SF State student captures the lives of exiled U.S. veterans in photos

Deported U.S. Army veteran Jose Francisco Lopez Moreno overlooks the fence separating him from the United States.

Deported U.S. Army veteran Jose Francisco Lopez Moreno overlooks the fence separating him from the United States. Credit: Joel Angel Juárez

Department of Journalism grant funds worldwide quest to photograph deported vets

If a true journalist shines a light into dark corners, then San Francisco State University senior Joel Angel Juárez is off to a good start. Funded by a Department of Journalism grant, the photojournalism major has already traveled around the world in pursuit of images of an often-forgotten group: deported U.S. military veterans.

“It wasn’t getting a lot of media attention, so I felt the need to tell the story,” said Juárez, who is a first-generation son of Mexican immigrants. “The grant gave me the opportunity to meet more of these veterans and get connected to their whole community. That’s kind of where it took off.”

Juárez won the $5,000 Francisco Ortiz Photojournalism Grant (named after the former San Francisco State faculty member and award-winning photographer) last summer. But for him, the project was initially self-supported, and began a year earlier when he read a news article about U.S. Army veteran Hector Barajas-Varela, who had been deported 14 years earlier.

“I was kind of shocked. A deported military vet? That didn’t make sense to me,” Juárez recalls. “So I did the research and looked into the issue, and it was true.”

Joel Angel Juarez

Photojournalism student Joel Angel Juárez

Juárez decided to do something.

He took the six-hour drive down from his hometown of Oxnard to meet the veteran at the border between San Diego and Tijuana, an area known as Friendship Park.
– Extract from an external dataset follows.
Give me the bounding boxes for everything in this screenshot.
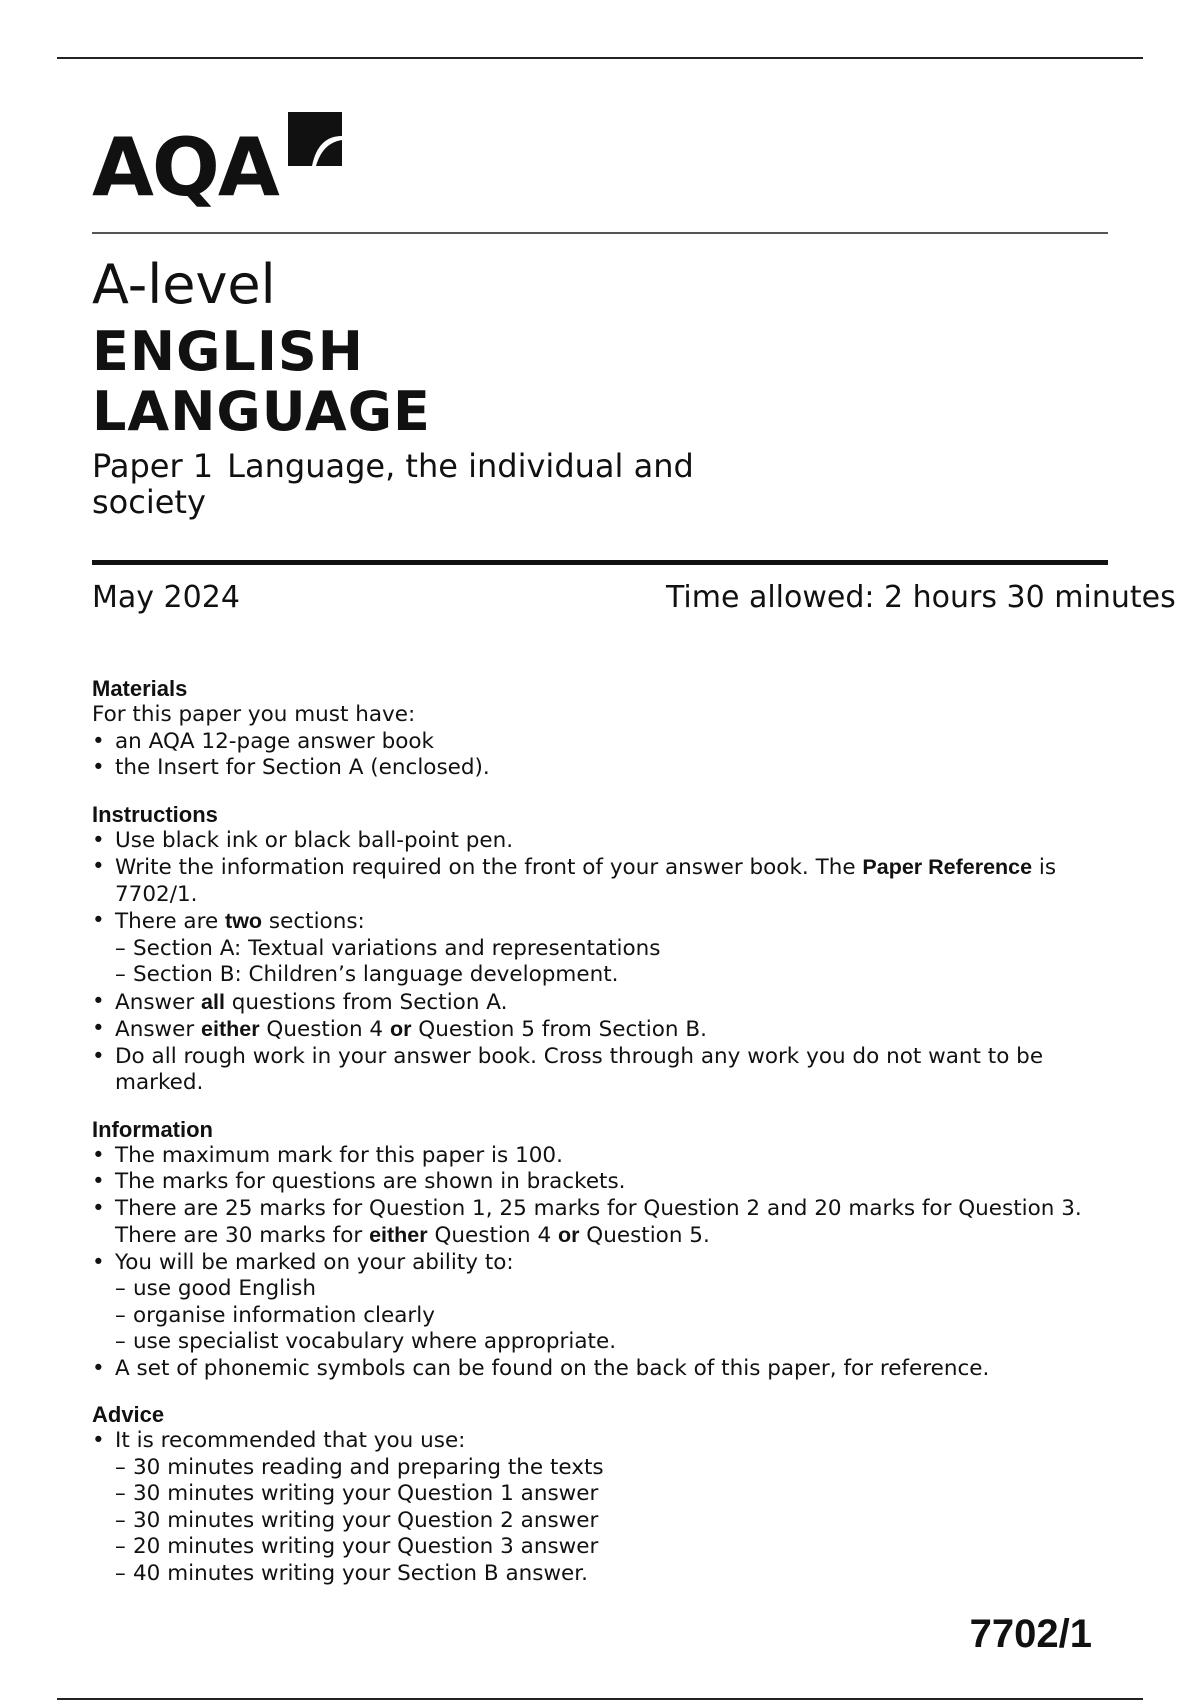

While there, Juárez says the El Faro Border Church hosted a mass at the park for deported immigrants and their families where the border between fathers and sons is a chain-link fence and human contact is relegated to a faint touch of the fingertips.
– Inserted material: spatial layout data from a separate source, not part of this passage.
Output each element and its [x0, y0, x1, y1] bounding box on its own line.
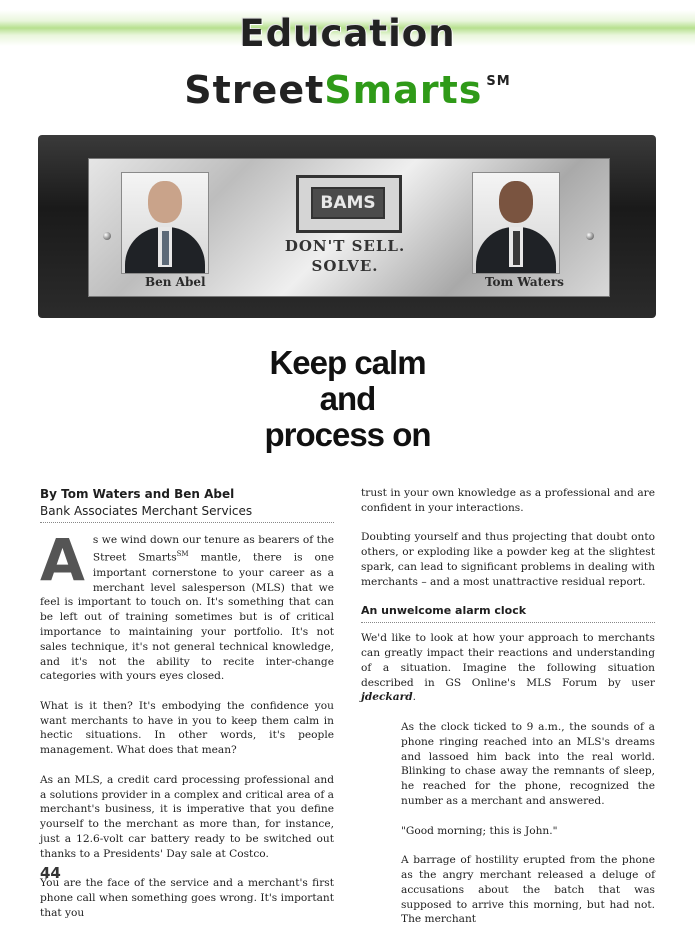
page-number: 44 [40, 864, 61, 882]
byline-organization: Bank Associates Merchant Services [40, 504, 334, 523]
rivet-right [586, 232, 594, 240]
brand-part-street: Street [184, 68, 325, 112]
article-paragraph-5: trust in your own knowledge as a professional and are confident in your interactions. [361, 487, 655, 514]
tagline-line-2: SOLVE. [311, 257, 379, 275]
article-paragraph-1: As we wind down our tenure as bearers of the Street Smarts℠ mantle, there is one important cornerstone to your career as a merchant level salesperson (MLS) that we feel is important to touch on. It's something that can be left out of training sometimes but is of critical importance to maintaining your portfolio. It's not sales technique, it's not general technical knowledge, and it's not the ability to recite inter-change categories with yours eyes closed. [40, 525, 334, 683]
portrait-head [499, 181, 533, 223]
rivet-left [103, 232, 111, 240]
column-brand-title [0, 68, 695, 112]
story-paragraph-2: "Good morning; this is John." [401, 824, 558, 837]
forum-username: jdeckard [361, 691, 413, 704]
drop-cap: A [40, 525, 85, 594]
portrait-head [148, 181, 182, 223]
section-title: Education [239, 12, 456, 55]
story-quote-block [361, 720, 655, 927]
tagline-line-1: DON'T SELL. [284, 237, 406, 255]
article-paragraph-7: We'd like to look at how your approach to merchants can greatly impact their reactions and understanding of a situation. Imagine the following situation described in GS Online's MLS Forum by user jdeckard. [361, 632, 655, 704]
bams-logo [296, 175, 402, 233]
article-paragraph-3: As an MLS, a credit card processing professional and a solutions provider in a complex and critical area of a merchant's business, it is imperative that you define yourself to the merchant as more than, for instance, just a 12.6-volt car battery ready to be switched out thanks to a Presidents' Day sale at Costco. [40, 773, 334, 860]
headline-line-1: Keep calm [269, 344, 426, 381]
bams-logo-text: BAMS [311, 187, 385, 219]
nameplate-ben-abel: Ben Abel [145, 275, 206, 289]
tie-shape [513, 231, 520, 265]
byline-authors: By Tom Waters and Ben Abel [40, 487, 235, 501]
tie-shape [162, 231, 169, 265]
article-paragraph-4: You are the face of the service and a merchant's first phone call when something goes wrong. It's important that you [40, 877, 334, 920]
nameplate-tom-waters: Tom Waters [485, 275, 564, 289]
article-column-left [40, 484, 334, 936]
article-paragraph-2: What is it then? It's embodying the confidence you want merchants to have in you to keep them calm in hectic situations. In other words, it's people management. What does that mean? [40, 699, 334, 757]
story-paragraph-3: A barrage of hostility erupted from the phone as the angry merchant released a deluge of accusations about the batch that was supposed to arrive this morning, but had not. The merchant [401, 854, 655, 926]
brand-part-smarts: Smarts [324, 68, 483, 112]
article-paragraph-6: Doubting yourself and thus projecting that doubt onto others, or exploding like a powder keg at the slightest spark, can lead to significant problems in dealing with merchants – and a most unattractive residual report. [361, 531, 655, 588]
article-subhead: An unwelcome alarm clock [361, 604, 655, 623]
service-mark: SM [486, 74, 511, 89]
section-header-bar [0, 10, 695, 55]
story-paragraph-1: As the clock ticked to 9 a.m., the sounds of a phone ringing reached into an MLS's dreams and lassoed him back into the real world. Blinking to chase away the remnants of sleep, he reached for the phone, recognized the number as a merchant and answered. [401, 720, 655, 807]
photo-ben-abel [121, 172, 209, 274]
article-column-right [361, 486, 655, 942]
photo-tom-waters [472, 172, 560, 274]
headline-line-2: and [319, 380, 376, 417]
article-headline [0, 345, 695, 453]
plaque-tagline [255, 236, 435, 276]
headline-line-3: process on [264, 416, 431, 453]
“You have a pastor on both sides of the fence, and they do the mass together,” said Juárez. “It’s one of the most fortified parts of the whole fence. The way you shake hands is with your pinky.”

After Juárez and Barajas-Varela met, the Army veteran and founder of the advocacy group Deported Veterans Support House, was instrumental in connecting Juárez with other deported veterans in Mexico and Haiti. Juárez even traveled with Barajas-Varela to the Dominican Republic to meet more vets.

“It’s nice to see the younger generation get involved,” said Barajas-Varela. “He went above and beyond. For him to travel and to really cover this issue, something people usually get paid to do, I think that’s commendable.”

According to the National Immigration Forum, an immigrant advocacy group, around 40,000 immigrants serve in the U.S. military, most being lawful permanent residents. Juárez says each deported veteran has a different story, but most have been exiled upon completion of a criminal sentence after being discharged.

“There’s veterans deported to over 30 countries,” Juárez said. “Sharing their stories, I guess it brings awareness and attention to them, but the images alone aren’t going to change the world. It’s really about people taking action and what legislation is being passed.”

Most recently, the U.S. Department of Defense may have made it even harder for immigrant service members to maintain citizenship, requiring foreign nationals to serve at least 180 consecutive days of active duty or complete a year of reserve service to be eligible for naturalization. Eligibility was previously contingent on one day of service.

“We’ve seen things slowly move forward with the deported military vets, like Prop 47, which turned certain felonies into misdemeanors. But there is still a long road ahead,” said Juárez.

This September, Juárez presented his pictures to the Department of Journalism. He credits his development as a photographer to department faculty including one of his mentors, Assistant Professor and Pulitzer Prize-winning photojournalist Kim Komenich.

“He’ll call me up and say, ‘I’m going to take photos at the Dakota Access Pipeline so I won’t be in class today,’” said Komenich. “Joel just has this hunger and drive to do work that matters.”

Juárez says he has built lifelong relationships with the veterans he met and plans to continue his coverage of vet deportations.

“I’m really interested in seeing what the factors are behind the deportations — looking at their time in the service and the real issues that are not being talked about,” he said. “No project is ever finished. There’s always another chapter to a story. Life doesn’t stop.”